アリ語で寝言を言うほど音声データを研究した
僕はこの30年以上、キノコアリの農業――菌食行動の進化や生態などの研究を行ってきた。そして、2012年9月。おしゃべりなハキリアリの巣を前にして、「キノコアリたちを使えば、音声コミュニケーションと進化、社会の複雑性との関係をも明らかにすることができる!」と確信した。
とてつもなく面白い研究テーマを見つけ、僕のワクワクはとまらなかった。
以来、僕は「キノコアリの音声コミュニケーション」を主要な研究テーマに位置づけ、パナマの熱帯林の中で蚊やダニにまみれながら音声を採取し、夜な夜な音声データを分類し、アリ語で寝言を言って娘にドン引きされ、さまざまなアプローチから実験を行ってきた。

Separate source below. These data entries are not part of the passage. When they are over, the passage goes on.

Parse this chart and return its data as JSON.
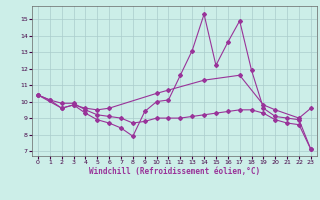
{
  "xlabel": "Windchill (Refroidissement éolien,°C)",
  "background_color": "#cceee8",
  "grid_color": "#aacccc",
  "line_color": "#993399",
  "xlim": [
    -0.5,
    23.5
  ],
  "ylim": [
    6.7,
    15.8
  ],
  "yticks": [
    7,
    8,
    9,
    10,
    11,
    12,
    13,
    14,
    15
  ],
  "xticks": [
    0,
    1,
    2,
    3,
    4,
    5,
    6,
    7,
    8,
    9,
    10,
    11,
    12,
    13,
    14,
    15,
    16,
    17,
    18,
    19,
    20,
    21,
    22,
    23
  ],
  "series1_x": [
    0,
    1,
    2,
    3,
    4,
    5,
    6,
    7,
    8,
    9,
    10,
    11,
    12,
    13,
    14,
    15,
    16,
    17,
    18,
    19,
    20,
    21,
    22,
    23
  ],
  "series1_y": [
    10.4,
    10.1,
    9.6,
    9.8,
    9.3,
    8.9,
    8.7,
    8.4,
    7.9,
    9.4,
    10.0,
    10.1,
    11.6,
    13.1,
    15.3,
    12.2,
    13.6,
    14.9,
    11.9,
    9.6,
    9.1,
    9.0,
    8.9,
    7.1
  ],
  "series2_x": [
    0,
    2,
    3,
    4,
    5,
    6,
    10,
    11,
    14,
    17,
    19,
    20,
    22,
    23
  ],
  "series2_y": [
    10.4,
    9.6,
    9.8,
    9.6,
    9.5,
    9.6,
    10.5,
    10.7,
    11.3,
    11.6,
    9.8,
    9.5,
    9.0,
    9.6
  ],
  "series3_x": [
    0,
    1,
    2,
    3,
    4,
    5,
    6,
    7,
    8,
    9,
    10,
    11,
    12,
    13,
    14,
    15,
    16,
    17,
    18,
    19,
    20,
    21,
    22,
    23
  ],
  "series3_y": [
    10.4,
    10.1,
    9.9,
    9.9,
    9.5,
    9.2,
    9.1,
    9.0,
    8.7,
    8.8,
    9.0,
    9.0,
    9.0,
    9.1,
    9.2,
    9.3,
    9.4,
    9.5,
    9.5,
    9.3,
    8.9,
    8.7,
    8.6,
    7.1
  ]
}
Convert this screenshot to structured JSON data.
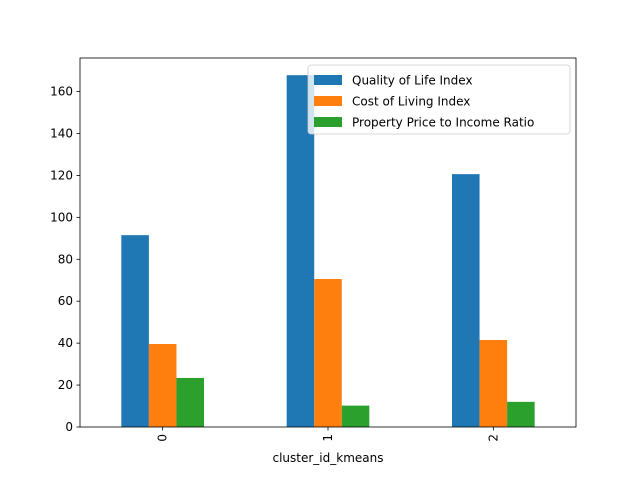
{
  "chart_data": {
    "type": "bar",
    "xlabel": "cluster_id_kmeans",
    "ylabel": "",
    "title": "",
    "categories": [
      "0",
      "1",
      "2"
    ],
    "ylim": [
      0,
      176
    ],
    "yticks": [
      0,
      20,
      40,
      60,
      80,
      100,
      120,
      140,
      160
    ],
    "grid": false,
    "legend_position": "top-right",
    "series": [
      {
        "name": "Quality of Life Index",
        "color": "#1f77b4",
        "values": [
          91.5,
          167.8,
          120.6
        ]
      },
      {
        "name": "Cost of Living Index",
        "color": "#ff7f0e",
        "values": [
          39.6,
          70.6,
          41.5
        ]
      },
      {
        "name": "Property Price to Income Ratio",
        "color": "#2ca02c",
        "values": [
          23.4,
          10.2,
          12.0
        ]
      }
    ]
  }
}
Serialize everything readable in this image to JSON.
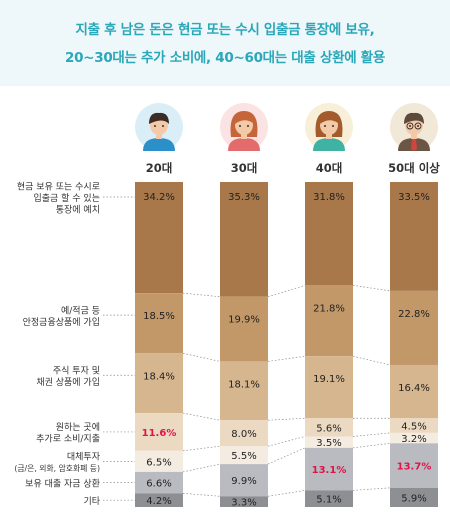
{
  "header": {
    "line1": "지출 후 남은 돈은 현금 또는 수시 입출금 통장에 보유,",
    "line2": "20~30대는 추가 소비에, 40~60대는 대출 상환에 활용"
  },
  "icons": [
    "avatar-man-20s-icon",
    "avatar-woman-30s-icon",
    "avatar-woman-40s-icon",
    "avatar-man-50s-icon"
  ],
  "colors": {
    "title": "#2aa7b8",
    "highlight": "#e0134a",
    "segments": [
      "#a9784a",
      "#c39868",
      "#d6b68e",
      "#ebd9c2",
      "#f4ece1",
      "#babbc1",
      "#8e8f93"
    ]
  },
  "chart_data": {
    "type": "bar",
    "stacked": true,
    "categories": [
      "20대",
      "30대",
      "40대",
      "50대 이상"
    ],
    "series": [
      {
        "name": "현금 보유 또는 수시로 입출금 할 수 있는 통장에 예치",
        "label_lines": [
          "현금 보유 또는 수시로",
          "입출금 할 수 있는",
          "통장에 예치"
        ],
        "values": [
          34.2,
          35.3,
          31.8,
          33.5
        ]
      },
      {
        "name": "예/적금 등 안정금융상품에 가입",
        "label_lines": [
          "예/적금 등",
          "안정금융상품에 가입"
        ],
        "values": [
          18.5,
          19.9,
          21.8,
          22.8
        ]
      },
      {
        "name": "주식 투자 및 채권 상품에 가입",
        "label_lines": [
          "주식 투자 및",
          "채권 상품에 가입"
        ],
        "values": [
          18.4,
          18.1,
          19.1,
          16.4
        ]
      },
      {
        "name": "원하는 곳에 추가로 소비/지출",
        "label_lines": [
          "원하는 곳에",
          "추가로 소비/지출"
        ],
        "values": [
          11.6,
          8.0,
          5.6,
          4.5
        ]
      },
      {
        "name": "대체투자 (금/은, 외화, 암호화폐 등)",
        "label_lines": [
          "대체투자",
          "(금/은, 외화, 암호화폐 등)"
        ],
        "values": [
          6.5,
          5.5,
          3.5,
          3.2
        ]
      },
      {
        "name": "보유 대출 자금 상환",
        "label_lines": [
          "보유 대출 자금 상환"
        ],
        "values": [
          6.6,
          9.9,
          13.1,
          13.7
        ]
      },
      {
        "name": "기타",
        "label_lines": [
          "기타"
        ],
        "values": [
          4.2,
          3.3,
          5.1,
          5.9
        ]
      }
    ],
    "value_labels": [
      [
        "34.2%",
        "35.3%",
        "31.8%",
        "33.5%"
      ],
      [
        "18.5%",
        "19.9%",
        "21.8%",
        "22.8%"
      ],
      [
        "18.4%",
        "18.1%",
        "19.1%",
        "16.4%"
      ],
      [
        "11.6%",
        "8.0%",
        "5.6%",
        "4.5%"
      ],
      [
        "6.5%",
        "5.5%",
        "3.5%",
        "3.2%"
      ],
      [
        "6.6%",
        "9.9%",
        "13.1%",
        "13.7%"
      ],
      [
        "4.2%",
        "3.3%",
        "5.1%",
        "5.9%"
      ]
    ],
    "highlighted": [
      [
        3,
        0
      ],
      [
        5,
        2
      ],
      [
        5,
        3
      ]
    ],
    "ylim": [
      0,
      100
    ]
  }
}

この音声コミュニケーションの研究について、前著『アリ語で寝言を言いました』(扶桑社新書)では、論文執筆中で紹介できる部分が限られていた。3年たった今も実は論文がアクセプト(雑誌への掲載を認められること)されていないので、データの深い部分までは紹介できない。が、できるだけ前回よりは詳しく説明してみたい。
腹柄節と腹部をこすり合わせて音を出す
アリがしゃべるといっても、口から声を発しているわけではない。アリの発音器官は「腹柄節」と腹部にある。腹柄節というのは、アリの胸部と腹部の間にある小さな節のこと。昆虫の中で腹柄節を持つのはアリだけで、アリは腹柄節を手にしたことで腹部の可動域が広がり、狭い土中でも自在に動けるようになった。
アリなら必ず腹柄節がある。その数は一つもしくは二つである。二つ持っているほうがより複雑な構造となり、機能も多様になる。
その腹柄節の一部が弧状の薄いヘラのような構造になっていて、一方、腹部の第一節に洗濯板のようなスリット構造があって摩擦器になっている。これらをこすり合わせることで、カリカリカリ、キュキュキュといった音を出しているのだ。